CV & Biography

Richards holds degrees from Davidson College and the University of North Carolina at Chapel Hill (JD). Before turning to full-time photographic work, she worked in foreign policy and environmental law, including positions at the Environmental Protection Agency and The Brookings Institution.

MIT Press will publish her forthcoming bookThe Inner Passage: An Untold Story of Black Resistance Along a Southern Waterway (April 2026), which features 60 of her wet-plate collodion photographs alongside essays by Dr. Imani Perry and James Estrin. An academic study on the Inner Passage that Richards co-authored will appear in The William & Mary Quarterly (April 2026): “‘To and Fro by Canoo and Boat’: How Slave-Made Transport Canals Launched South Carolina’s Export Economy, 1690–1740.”

Richards’ photographs and research were featured in Smithsonian Magazine (March 2022) in the article “What the Haunting ‘Inner Passage’ Represented to the Enslaved,” which received the American Society of Magazine Editors’ award for excellence in print and digital journalism.

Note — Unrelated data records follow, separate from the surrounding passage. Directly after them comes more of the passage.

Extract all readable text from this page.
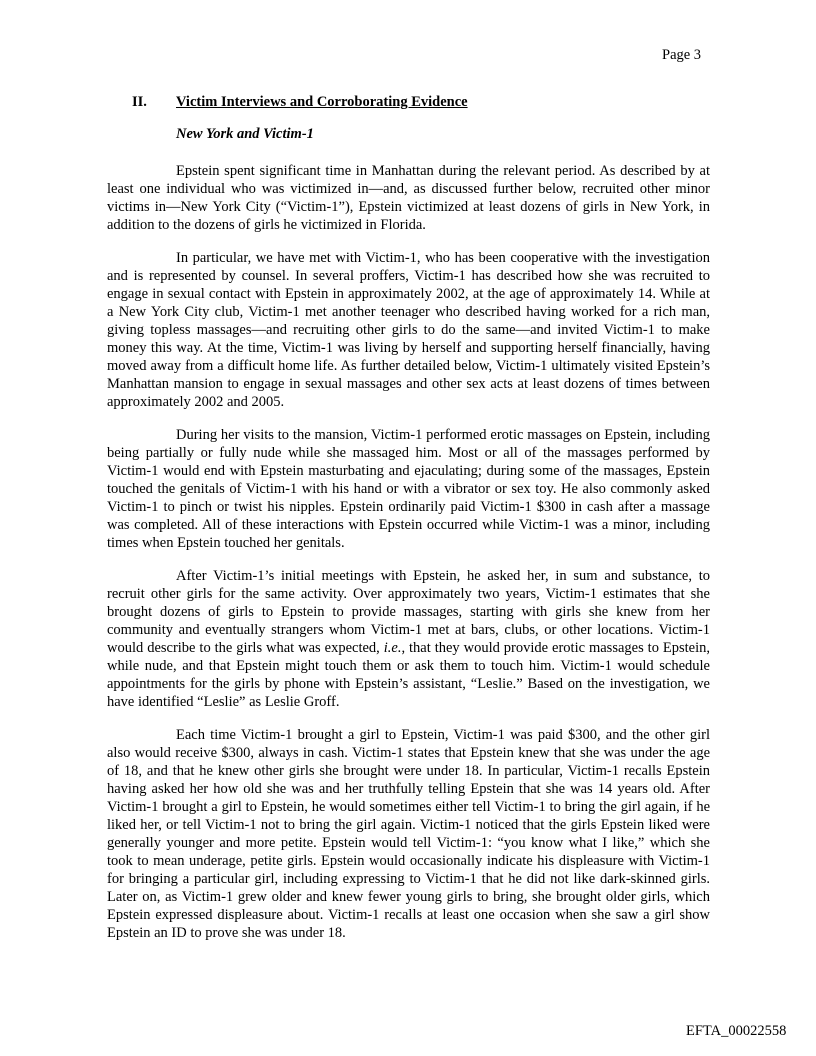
Page 3
II. Victim Interviews and Corroborating Evidence
New York and Victim-1

Epstein spent significant time in Manhattan during the relevant period. As described by at least one individual who was victimized in—and, as discussed further below, recruited other minor victims in—New York City (“Victim-1”), Epstein victimized at least dozens of girls in New York, in addition to the dozens of girls he victimized in Florida.

In particular, we have met with Victim-1, who has been cooperative with the investigation and is represented by counsel. In several proffers, Victim-1 has described how she was recruited to engage in sexual contact with Epstein in approximately 2002, at the age of approximately 14. While at a New York City club, Victim-1 met another teenager who described having worked for a rich man, giving topless massages—and recruiting other girls to do the same—and invited Victim-1 to make money this way. At the time, Victim-1 was living by herself and supporting herself financially, having moved away from a difficult home life. As further detailed below, Victim-1 ultimately visited Epstein’s Manhattan mansion to engage in sexual massages and other sex acts at least dozens of times between approximately 2002 and 2005.

During her visits to the mansion, Victim-1 performed erotic massages on Epstein, including being partially or fully nude while she massaged him. Most or all of the massages performed by Victim-1 would end with Epstein masturbating and ejaculating; during some of the massages, Epstein touched the genitals of Victim-1 with his hand or with a vibrator or sex toy. He also commonly asked Victim-1 to pinch or twist his nipples. Epstein ordinarily paid Victim-1 $300 in cash after a massage was completed. All of these interactions with Epstein occurred while Victim-1 was a minor, including times when Epstein touched her genitals.

After Victim-1’s initial meetings with Epstein, he asked her, in sum and substance, to recruit other girls for the same activity. Over approximately two years, Victim-1 estimates that she brought dozens of girls to Epstein to provide massages, starting with girls she knew from her community and eventually strangers whom Victim-1 met at bars, clubs, or other locations. Victim-1 would describe to the girls what was expected, i.e., that they would provide erotic massages to Epstein, while nude, and that Epstein might touch them or ask them to touch him. Victim-1 would schedule appointments for the girls by phone with Epstein’s assistant, “Leslie.” Based on the investigation, we have identified “Leslie” as Leslie Groff.

Each time Victim-1 brought a girl to Epstein, Victim-1 was paid $300, and the other girl also would receive $300, always in cash. Victim-1 states that Epstein knew that she was under the age of 18, and that he knew other girls she brought were under 18. In particular, Victim-1 recalls Epstein having asked her how old she was and her truthfully telling Epstein that she was 14 years old. After Victim-1 brought a girl to Epstein, he would sometimes either tell Victim-1 to bring the girl again, if he liked her, or tell Victim-1 not to bring the girl again. Victim-1 noticed that the girls Epstein liked were generally younger and more petite. Epstein would tell Victim-1: “you know what I like,” which she took to mean underage, petite girls. Epstein would occasionally indicate his displeasure with Victim-1 for bringing a particular girl, including expressing to Victim-1 that he did not like dark-skinned girls. Later on, as Victim-1 grew older and knew fewer young girls to bring, she brought older girls, which Epstein expressed displeasure about. Victim-1 recalls at least one occasion when she saw a girl show Epstein an ID to prove she was under 18.

EFTA_00022558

Her photographic work also received the Gold Medal Prize at the Lowell Thomas Competition (March 2022) and has been exhibited at the North Carolina Museum of Art, The Light Factory in Charlotte, and the National Underground Railroad Freedom Center in Cincinnati, Ohio.

Her work was previously highlighted in the UNC Carolina Alumni Review feature “Uncharted Waters, Uncharted Ground” (August 2020). Richards is currently a Photojournalism Fellow at Anderson Ranch in Aspen, Colorado (2021–present), where she works under the mentorship of James Estrin of The New York Times and Ed Kashi.